AND SO I DROWN

The prompt for today is Writing in One Sentence, challenge created by RXC:PROMPT #247, hosted by Reena

Just when I think there are no more tears left in me,
a thousand more worm their way out of the corners of my eyes
and trickle down my cheeks, falling on my breasts
as my fingers quiver over the keyboard,
its magnetic pull as strong as the waves of a tsunami
dragging me to you,
to reach out to you and lose myself in your eyes,
to dream of your hands on the small of my back
drawing me to you,
bringing out every passion every woman
throughout all of time has ever known
yet realizing if I do so I will lose myself forever
and so I drown in tears of sorrow and love and painful resolution;
O God, I despise my anguished body
which has turned against me so cruelly,
I hate these feelings I have for you,
and yet I delight in them
as I am devoured by the passion you have for me
and I die a million times over for I know the pain I suffer
will never allow me to be with you again,
the only one I truly long for.

NAR © 2022

 

TO THE WATER’S EDGE

How I long to walk to the water’s edge,
to dip my toes and cool my burning feet.

There are times I think if I could just reach the water
all my pain would wash away.

Where are the days when I skipped along the shore
collecting shells and rocks and starfish?

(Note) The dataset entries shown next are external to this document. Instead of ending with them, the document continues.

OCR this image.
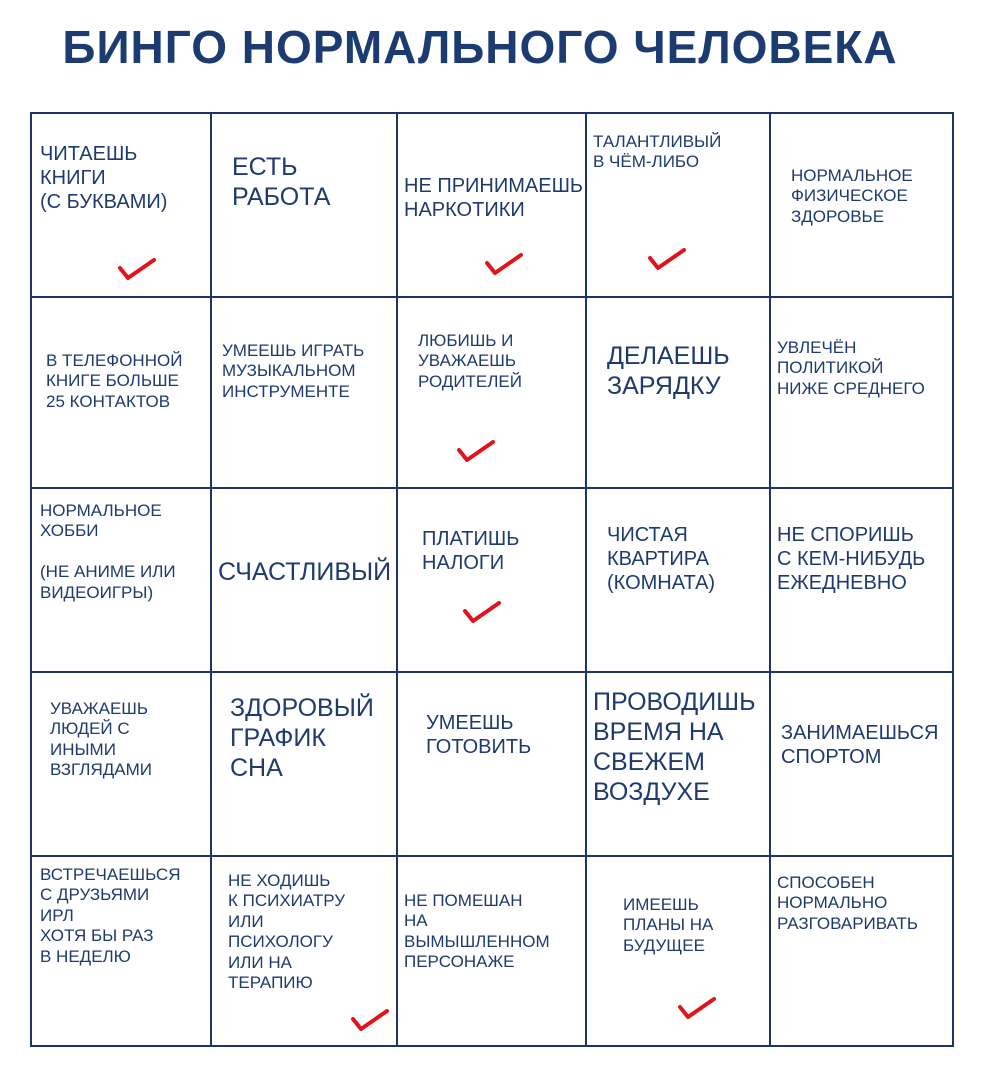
БИНГО НОРМАЛЬНОГО ЧЕЛОВЕКА
ЧИТАЕШЬ
КНИГИ
(С БУКВАМИ)
ЕСТЬ
РАБОТА	НЕ ПРИНИМАЕШЬ
НАРКОТИКИ
ТАЛАНТЛИВЫЙ
В ЧЁМ-ЛИБО
НОРМАЛЬНОЕ
ФИЗИЧЕСКОЕ
ЗДОРОВЬЕ
В ТЕЛЕФОННОЙ
КНИГЕ БОЛЬШЕ
25 КОНТАКТОВ
УМЕЕШЬ ИГРАТЬ
МУЗЫКАЛЬНОМ
ИНСТРУМЕНТЕ
ЛЮБИШЬ И
УВАЖАЕШЬ
РОДИТЕЛЕЙ
ДЕЛАЕШЬ
ЗАРЯДКУ
УВЛЕЧЁН
ПОЛИТИКОЙ
НИЖЕ СРЕДНЕГО
НОРМАЛЬНОЕ
ХОББИ

(НЕ АНИМЕ ИЛИ
ВИДЕОИГРЫ)
СЧАСТЛИВЫЙ
ПЛАТИШЬ
НАЛОГИ
ЧИСТАЯ
КВАРТИРА
(КОМНАТА)
НЕ СПОРИШЬ
С КЕМ-НИБУДЬ
ЕЖЕДНЕВНО
УВАЖАЕШЬ
ЛЮДЕЙ С
ИНЫМИ
ВЗГЛЯДАМИ
ЗДОРОВЫЙ
ГРАФИК
СНА
УМЕЕШЬ
ГОТОВИТЬ
ПРОВОДИШЬ
ВРЕМЯ НА
СВЕЖЕМ
ВОЗДУХЕ
ЗАНИМАЕШЬСЯ
СПОРТОМ
ВСТРЕЧАЕШЬСЯ
С ДРУЗЬЯМИ
ИРЛ
ХОТЯ БЫ РАЗ
В НЕДЕЛЮ
НЕ ХОДИШЬ
К ПСИХИАТРУ
ИЛИ
ПСИХОЛОГУ
ИЛИ НА
ТЕРАПИЮ
НЕ ПОМЕШАН
НА
ВЫМЫШЛЕННОМ
ПЕРСОНАЖЕ
ИМЕЕШЬ
ПЛАНЫ НА
БУДУЩЕЕ
СПОСОБЕН
НОРМАЛЬНО
РАЗГОВАРИВАТЬ
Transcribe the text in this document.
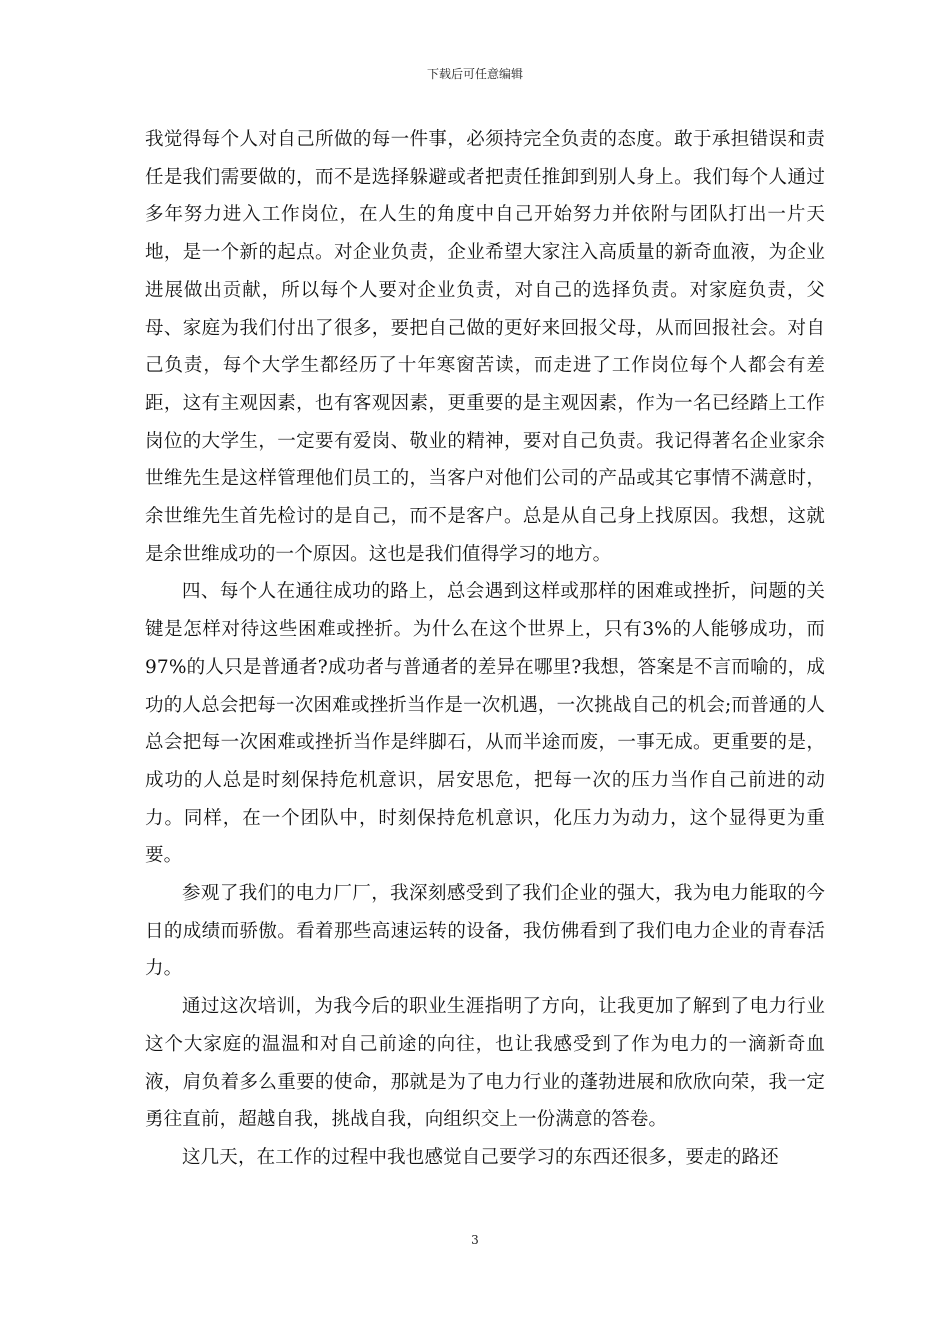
下载后可任意编辑

我觉得每个人对自己所做的每一件事，必须持完全负责的态度。敢于承担错误和责任是我们需要做的，而不是选择躲避或者把责任推卸到别人身上。我们每个人通过多年努力进入工作岗位，在人生的角度中自己开始努力并依附与团队打出一片天地，是一个新的起点。对企业负责，企业希望大家注入高质量的新奇血液，为企业进展做出贡献，所以每个人要对企业负责，对自己的选择负责。对家庭负责，父母、家庭为我们付出了很多，要把自己做的更好来回报父母，从而回报社会。对自己负责，每个大学生都经历了十年寒窗苦读，而走进了工作岗位每个人都会有差距，这有主观因素，也有客观因素，更重要的是主观因素，作为一名已经踏上工作岗位的大学生，一定要有爱岗、敬业的精神，要对自己负责。我记得著名企业家余世维先生是这样管理他们员工的，当客户对他们公司的产品或其它事情不满意时，余世维先生首先检讨的是自己，而不是客户。总是从自己身上找原因。我想，这就是余世维成功的一个原因。这也是我们值得学习的地方。

四、每个人在通往成功的路上，总会遇到这样或那样的困难或挫折，问题的关键是怎样对待这些困难或挫折。为什么在这个世界上，只有3%的人能够成功，而97%的人只是普通者?成功者与普通者的差异在哪里?我想，答案是不言而喻的，成功的人总会把每一次困难或挫折当作是一次机遇，一次挑战自己的机会;而普通的人总会把每一次困难或挫折当作是绊脚石，从而半途而废，一事无成。更重要的是，成功的人总是时刻保持危机意识，居安思危，把每一次的压力当作自己前进的动力。同样，在一个团队中，时刻保持危机意识，化压力为动力，这个显得更为重要。

参观了我们的电力厂厂，我深刻感受到了我们企业的强大，我为电力能取的今日的成绩而骄傲。看着那些高速运转的设备，我仿佛看到了我们电力企业的青春活力。

通过这次培训，为我今后的职业生涯指明了方向，让我更加了解到了电力行业这个大家庭的温温和对自己前途的向往，也让我感受到了作为电力的一滴新奇血液，肩负着多么重要的使命，那就是为了电力行业的蓬勃进展和欣欣向荣，我一定勇往直前，超越自我，挑战自我，向组织交上一份满意的答卷。

这几天，在工作的过程中我也感觉自己要学习的东西还很多，要走的路还

3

My body would bake in the brilliant sun as I danced
like a gazelle from one end of the beach to the other. I’d look back
in amazement wondering how I walked that far.

Sometimes I would catch my reflection in the water
and see that young woman, vibrant and alive.

Hair of burnished gold, skin smooth and lustrous,
deeply tanned, and eyes as green as the ocean itself.

I smile at her but she does not smile back. Perhaps
she knows the hurt that lies ahead and is already grieving.

I desperately want to be free from these chains of pain
but the key has long been buried in the sand. I reach for it
but it eludes me.

Where is that young, desirable woman? Where did she go?
If you see her walking by the water’s edge,
please send her home.

I have much to tell her. My heart is strong and my lust for life
and love has not diminished. Only my muscles fail me.

How I long to walk to the water’s edge,
but my tired and failing limbs will not support me.
Oh, how they mock me!

Will someone carry me to the water’s edge?

How I long to walk there once again.